Alors journalistes ne nous reprochez pas une amnésie générale parce que le malade que nous avons en face de nous est en état de mort cérébral depuis une trentaine d'année et la meilleure analyse pour nous est devant nous pour l'espoir, l'espérance. Oui nous devons penser à construire le Cameroun ce qui veut dire le mettre debout, donnez un espoir à la jeunesse camerounaise en enracinant ici le patriotisme économique notamment en renationalisant les sociétés de souveraineté bradées pour que s'exprime le génie de notre jeunesse.

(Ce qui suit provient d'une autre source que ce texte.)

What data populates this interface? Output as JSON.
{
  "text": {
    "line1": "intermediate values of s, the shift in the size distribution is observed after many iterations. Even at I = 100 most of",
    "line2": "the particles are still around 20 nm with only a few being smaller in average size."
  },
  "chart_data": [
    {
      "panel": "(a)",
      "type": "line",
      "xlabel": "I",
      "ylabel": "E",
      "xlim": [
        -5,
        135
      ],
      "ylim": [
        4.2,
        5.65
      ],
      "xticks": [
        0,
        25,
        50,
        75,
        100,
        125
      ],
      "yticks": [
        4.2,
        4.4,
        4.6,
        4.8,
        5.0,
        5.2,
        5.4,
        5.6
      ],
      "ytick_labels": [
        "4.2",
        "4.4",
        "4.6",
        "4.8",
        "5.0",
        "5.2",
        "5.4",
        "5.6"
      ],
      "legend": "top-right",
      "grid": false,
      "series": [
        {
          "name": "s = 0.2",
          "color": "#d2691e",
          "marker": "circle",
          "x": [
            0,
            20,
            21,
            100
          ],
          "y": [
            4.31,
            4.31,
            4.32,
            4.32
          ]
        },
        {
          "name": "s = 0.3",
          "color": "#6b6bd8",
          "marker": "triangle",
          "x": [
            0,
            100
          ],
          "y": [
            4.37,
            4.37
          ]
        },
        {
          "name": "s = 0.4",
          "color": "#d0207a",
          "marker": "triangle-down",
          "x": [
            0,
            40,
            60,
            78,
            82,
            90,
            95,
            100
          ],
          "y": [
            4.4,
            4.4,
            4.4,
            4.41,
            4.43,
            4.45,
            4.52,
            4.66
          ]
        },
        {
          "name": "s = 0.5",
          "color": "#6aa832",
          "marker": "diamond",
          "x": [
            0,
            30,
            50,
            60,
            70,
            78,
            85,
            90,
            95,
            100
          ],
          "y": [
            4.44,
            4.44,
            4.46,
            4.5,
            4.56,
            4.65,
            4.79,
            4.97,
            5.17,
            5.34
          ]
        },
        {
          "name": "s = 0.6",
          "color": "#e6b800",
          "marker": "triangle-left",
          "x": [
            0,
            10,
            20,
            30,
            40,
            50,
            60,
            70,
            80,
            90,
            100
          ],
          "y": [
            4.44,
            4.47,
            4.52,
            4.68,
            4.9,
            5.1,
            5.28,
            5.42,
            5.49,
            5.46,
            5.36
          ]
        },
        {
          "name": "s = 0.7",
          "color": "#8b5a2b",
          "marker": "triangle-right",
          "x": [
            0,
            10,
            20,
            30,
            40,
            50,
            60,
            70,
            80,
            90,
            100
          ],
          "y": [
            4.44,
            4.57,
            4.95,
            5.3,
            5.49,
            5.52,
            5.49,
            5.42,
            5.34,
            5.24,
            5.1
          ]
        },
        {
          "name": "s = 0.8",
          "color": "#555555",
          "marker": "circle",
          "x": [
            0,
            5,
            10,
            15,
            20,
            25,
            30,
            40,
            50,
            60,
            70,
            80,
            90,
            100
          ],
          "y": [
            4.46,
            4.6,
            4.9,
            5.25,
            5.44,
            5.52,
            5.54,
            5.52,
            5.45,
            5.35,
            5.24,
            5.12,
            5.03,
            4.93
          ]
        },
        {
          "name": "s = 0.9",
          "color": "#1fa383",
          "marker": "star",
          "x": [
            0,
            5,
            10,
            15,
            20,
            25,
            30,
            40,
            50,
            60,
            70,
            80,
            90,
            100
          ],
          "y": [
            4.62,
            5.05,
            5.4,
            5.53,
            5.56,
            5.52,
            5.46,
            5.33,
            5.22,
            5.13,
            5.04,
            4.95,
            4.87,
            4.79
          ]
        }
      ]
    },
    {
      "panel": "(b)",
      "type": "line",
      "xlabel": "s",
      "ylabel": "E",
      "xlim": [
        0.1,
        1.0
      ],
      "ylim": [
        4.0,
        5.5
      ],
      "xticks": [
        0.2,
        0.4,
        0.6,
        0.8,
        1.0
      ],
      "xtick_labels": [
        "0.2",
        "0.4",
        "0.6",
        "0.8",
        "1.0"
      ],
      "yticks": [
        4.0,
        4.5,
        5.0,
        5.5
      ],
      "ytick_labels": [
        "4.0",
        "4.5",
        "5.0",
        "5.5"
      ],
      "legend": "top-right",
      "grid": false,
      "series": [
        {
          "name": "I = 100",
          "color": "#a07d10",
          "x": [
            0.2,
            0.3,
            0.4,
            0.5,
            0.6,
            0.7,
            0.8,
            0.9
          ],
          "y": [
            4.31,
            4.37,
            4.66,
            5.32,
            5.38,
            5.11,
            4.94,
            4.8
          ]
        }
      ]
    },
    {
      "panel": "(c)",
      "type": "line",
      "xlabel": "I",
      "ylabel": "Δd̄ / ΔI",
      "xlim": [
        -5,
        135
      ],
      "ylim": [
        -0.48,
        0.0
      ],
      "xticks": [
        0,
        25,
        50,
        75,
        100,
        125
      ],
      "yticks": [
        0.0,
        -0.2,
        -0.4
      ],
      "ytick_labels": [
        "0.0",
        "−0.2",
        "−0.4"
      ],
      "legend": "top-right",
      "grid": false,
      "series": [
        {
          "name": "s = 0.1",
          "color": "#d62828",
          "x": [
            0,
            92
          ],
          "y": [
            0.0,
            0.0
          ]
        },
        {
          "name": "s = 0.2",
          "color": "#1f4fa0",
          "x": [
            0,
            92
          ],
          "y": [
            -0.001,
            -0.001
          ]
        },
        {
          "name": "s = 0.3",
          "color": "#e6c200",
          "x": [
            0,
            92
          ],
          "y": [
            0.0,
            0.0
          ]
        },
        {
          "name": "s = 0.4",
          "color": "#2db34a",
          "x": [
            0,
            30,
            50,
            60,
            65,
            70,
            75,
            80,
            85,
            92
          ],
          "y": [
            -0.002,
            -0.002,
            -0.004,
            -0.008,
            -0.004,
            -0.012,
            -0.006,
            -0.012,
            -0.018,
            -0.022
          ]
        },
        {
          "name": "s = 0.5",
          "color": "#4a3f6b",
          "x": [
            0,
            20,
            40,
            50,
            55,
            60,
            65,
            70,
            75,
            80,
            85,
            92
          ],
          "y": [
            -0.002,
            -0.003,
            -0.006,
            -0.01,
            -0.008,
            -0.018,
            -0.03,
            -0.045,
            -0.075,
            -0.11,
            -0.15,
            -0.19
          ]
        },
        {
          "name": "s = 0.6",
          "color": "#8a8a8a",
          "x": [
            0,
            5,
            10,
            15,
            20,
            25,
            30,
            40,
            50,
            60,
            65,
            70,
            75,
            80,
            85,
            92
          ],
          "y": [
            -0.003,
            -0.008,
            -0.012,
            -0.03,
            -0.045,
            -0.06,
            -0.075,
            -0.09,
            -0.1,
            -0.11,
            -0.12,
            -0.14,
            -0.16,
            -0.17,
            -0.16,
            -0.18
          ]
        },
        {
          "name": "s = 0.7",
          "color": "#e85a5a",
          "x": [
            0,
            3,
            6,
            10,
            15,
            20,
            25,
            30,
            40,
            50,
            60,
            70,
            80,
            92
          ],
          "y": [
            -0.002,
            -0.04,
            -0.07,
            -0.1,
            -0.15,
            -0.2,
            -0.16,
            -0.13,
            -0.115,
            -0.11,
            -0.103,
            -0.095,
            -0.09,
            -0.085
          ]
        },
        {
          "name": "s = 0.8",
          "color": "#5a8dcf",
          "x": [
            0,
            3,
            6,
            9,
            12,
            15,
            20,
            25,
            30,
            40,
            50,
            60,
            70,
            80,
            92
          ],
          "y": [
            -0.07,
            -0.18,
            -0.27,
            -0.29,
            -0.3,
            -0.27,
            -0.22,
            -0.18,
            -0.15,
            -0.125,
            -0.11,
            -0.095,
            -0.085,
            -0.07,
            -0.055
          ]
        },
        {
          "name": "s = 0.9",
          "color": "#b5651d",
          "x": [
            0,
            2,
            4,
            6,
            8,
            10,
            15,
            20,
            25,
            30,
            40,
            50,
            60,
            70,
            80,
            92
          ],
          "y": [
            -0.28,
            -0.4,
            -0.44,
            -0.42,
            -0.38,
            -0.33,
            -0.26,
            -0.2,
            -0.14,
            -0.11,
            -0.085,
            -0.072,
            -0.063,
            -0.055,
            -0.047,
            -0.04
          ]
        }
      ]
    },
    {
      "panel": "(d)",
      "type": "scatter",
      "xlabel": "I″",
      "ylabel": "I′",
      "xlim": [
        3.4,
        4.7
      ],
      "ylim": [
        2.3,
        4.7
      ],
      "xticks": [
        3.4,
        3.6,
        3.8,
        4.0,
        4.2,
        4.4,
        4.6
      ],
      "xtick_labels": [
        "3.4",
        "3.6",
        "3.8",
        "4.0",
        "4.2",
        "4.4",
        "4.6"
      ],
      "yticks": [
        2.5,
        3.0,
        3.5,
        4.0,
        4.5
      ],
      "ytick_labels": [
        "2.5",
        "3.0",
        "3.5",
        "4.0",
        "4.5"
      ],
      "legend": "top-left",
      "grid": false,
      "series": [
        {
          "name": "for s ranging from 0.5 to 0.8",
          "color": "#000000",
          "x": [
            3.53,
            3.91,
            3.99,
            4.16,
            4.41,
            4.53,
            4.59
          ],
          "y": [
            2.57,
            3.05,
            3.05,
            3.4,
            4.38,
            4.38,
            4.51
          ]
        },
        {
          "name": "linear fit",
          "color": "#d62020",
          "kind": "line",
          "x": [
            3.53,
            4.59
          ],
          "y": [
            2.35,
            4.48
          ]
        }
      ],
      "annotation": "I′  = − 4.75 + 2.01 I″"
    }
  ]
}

Oui notre devoir est de réorienter l'éducation dans notre pays afin que l'école forme des femmes et des hommes capables d'autonomie dans la société qui est la nôtre, une école tournée vers la satisfaction des besoins de développement et d'épanouissement de notre pays. Notre devoir est de faire entendre la voix du Cameroun en Afrique. Voilà succinctement ce qui nous a manqué durant ces trente années de Rien-Nouveau et quand on demande un bilan nous préférons nous projeter vers l'avenir parce que nous pensons qu'il est plus que désormais nécessaire et c'est cette nécessité qui le rend possible.